Sykes' acraea

Scientific classification
- Kingdom: Animalia
- Phylum: Arthropoda
- Class: Insecta
- Order: Lepidoptera
- Family: Nymphalidae
- Genus: Acraea
- Species: A. sykesi
- Binomial name: Acraea sykesi Sharpe, 1902
- Synonyms: Acraea (Acraea) sykesi; Acraea skyesi; Acraea doubledayi f. candida Eltringham, 1912;

= Acraea sykesi =

- Authority: Sharpe, 1902
- Synonyms: Acraea (Acraea) sykesi, Acraea skyesi, Acraea doubledayi f. candida Eltringham, 1912

Species of butterfly

Acraea sykesi, the Sykes' acraea, is a butterfly in the family Nymphalidae.

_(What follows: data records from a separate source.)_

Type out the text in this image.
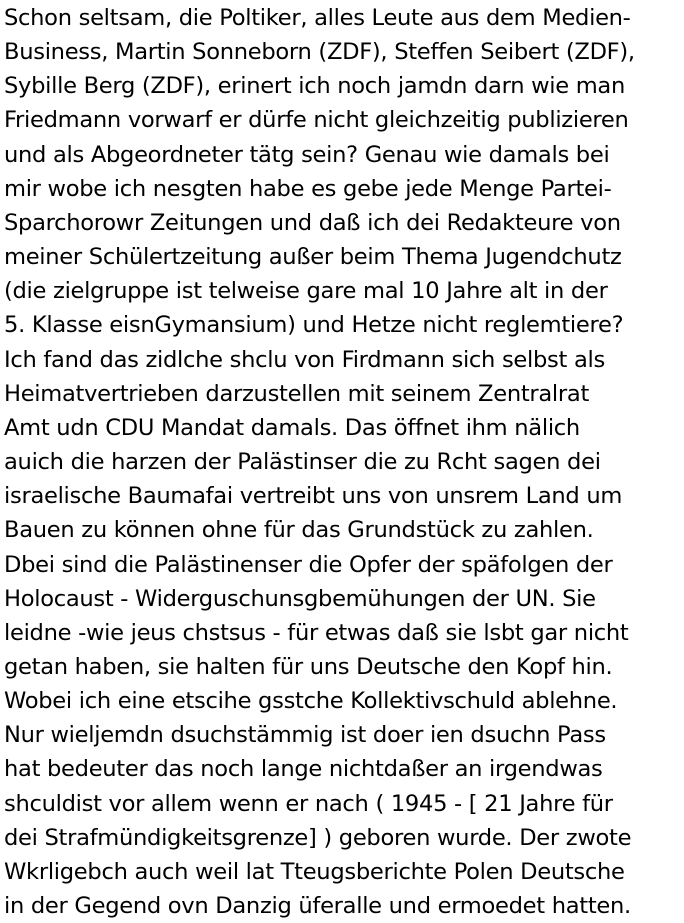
Schon seltsam, die Poltiker, alles Leute aus dem Medien-
Business, Martin Sonneborn (ZDF), Steffen Seibert (ZDF),
Sybille Berg (ZDF), erinert ich noch jamdn darn wie man
Friedmann vorwarf er dürfe nicht gleichzeitig publizieren
und als Abgeordneter tätg sein? Genau wie damals bei
mir wobe ich nesgten habe es gebe jede Menge Partei-
Sparchorowr Zeitungen und daß ich dei Redakteure von
meiner Schülertzeitung außer beim Thema Jugendchutz
(die zielgruppe ist telweise gare mal 10 Jahre alt in der
5. Klasse eisnGymansium) und Hetze nicht reglemtiere?
Ich fand das zidlche shclu von Firdmann sich selbst als
Heimatvertrieben darzustellen mit seinem Zentralrat
Amt udn CDU Mandat damals. Das öffnet ihm nälich
auich die harzen der Palästinser die zu Rcht sagen dei
israelische Baumafai vertreibt uns von unsrem Land um
Bauen zu können ohne für das Grundstück zu zahlen.
Dbei sind die Palästinenser die Opfer der späfolgen der
Holocaust - Widerguschunsgbemühungen der UN. Sie
leidne -wie jeus chstsus - für etwas daß sie lsbt gar nicht
getan haben, sie halten für uns Deutsche den Kopf hin.
Wobei ich eine etscihe gsstche Kollektivschuld ablehne.
Nur wieljemdn dsuchstämmig ist doer ien dsuchn Pass
hat bedeuter das noch lange nichtdaßer an irgendwas
shculdist vor allem wenn er nach ( 1945 - [ 21 Jahre für
dei Strafmündigkeitsgrenze] ) geboren wurde. Der zwote
Wkrligebch auch weil lat Tteugsberichte Polen Deutsche
in der Gegend ovn Danzig üferalle und ermoedet hatten.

It is found in northern Nigeria, northern Cameroon, the Central African Republic, the north-eastern part of the Democratic Republic of the Congo, south-eastern Sudan, northern Uganda, north-western Kenya and possibly north-western Tanzania.

==Description==
Very similar to Acraea doubledayi qv.

==Biology==
The habitat consists of dry riverbeds and savanna.

The larvae feed on Adenia species, including A. venenata.